Table 4: Coarse-grained perplexity ranking is the most critical component.

Swapping AMI ranking for similarity-based caused ~8 ES points drop. Removing fine-grained optimizations (adaptive budgeting, knapsack) hurt performance further, proving each piece adds value.


RQ3 & RQ4: Generalization & Efficiency

  • Cross-Model:
    A tiny 0.5B model can handle compression, then pass optimized context to a larger generator with near-identical results.
  • Efficiency:
    Small compression overhead (~2.6s) leads to large downstream savings:
    • Generation time cut from 15.7s → 6.6s
    • 77% fewer input tokens = ≈77% cost saved

A line graph showing performance (ES Score) versus the percentage of context remaining. LongCodeZip’s performance curve is consistently above all other methods, especially at very high compression ratios.

Figure 3: Maintains high ES even under extreme compression.


Case Study: Completing execute_blind

A case study diagram showing the code to be completed, the relevant function found in the context, the perplexity distribution over the lines of that function, and the final compressed context that successfully enables the correct completion.

Figure 4: Perplexity spikes define semantic blocks; knapsack keeps the most important ones.

The function evaluate_blind is identified as relevant.

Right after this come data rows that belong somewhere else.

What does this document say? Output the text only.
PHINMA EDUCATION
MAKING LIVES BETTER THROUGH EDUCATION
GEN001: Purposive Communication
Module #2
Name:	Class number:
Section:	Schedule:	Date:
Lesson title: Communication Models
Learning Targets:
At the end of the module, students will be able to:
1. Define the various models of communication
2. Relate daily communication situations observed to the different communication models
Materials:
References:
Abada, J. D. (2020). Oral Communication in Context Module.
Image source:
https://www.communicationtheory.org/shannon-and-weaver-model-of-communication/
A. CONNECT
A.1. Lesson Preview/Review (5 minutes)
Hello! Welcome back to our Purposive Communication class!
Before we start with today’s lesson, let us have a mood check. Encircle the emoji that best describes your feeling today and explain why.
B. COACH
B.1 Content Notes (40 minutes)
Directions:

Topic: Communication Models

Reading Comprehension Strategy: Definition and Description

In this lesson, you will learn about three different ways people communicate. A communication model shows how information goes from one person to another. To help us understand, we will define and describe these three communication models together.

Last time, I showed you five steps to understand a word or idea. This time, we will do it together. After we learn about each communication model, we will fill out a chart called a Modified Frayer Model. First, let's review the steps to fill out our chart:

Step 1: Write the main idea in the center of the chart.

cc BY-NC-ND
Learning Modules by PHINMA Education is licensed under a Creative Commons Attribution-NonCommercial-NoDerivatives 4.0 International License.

Perplexity analysis segments it into blocks; AMI scores prioritize those initializing action and call_name. Including these ensures the model correctly completes execute_blind.


Conclusion: Smarter Long Context for Code LLMs

LongCodeZip is a leap forward in handling large codebases with LLMs. Key contributions:

  • Hierarchical Compression: Function filtering plus block pruning balances compression and semantic integrity.
  • Perplexity-Driven Relevance: AMI captures deep dependencies missed by similarity methods.
  • Practical & Plug-and-Play: Training-free, model-agnostic, quick to integrate.

By cutting context size, generation time, and API costs without sacrificing performance, LongCodeZip makes LLMs more viable for real-world engineering—especially when “the whole codebase” won’t fit.

Sometimes, less context really is more.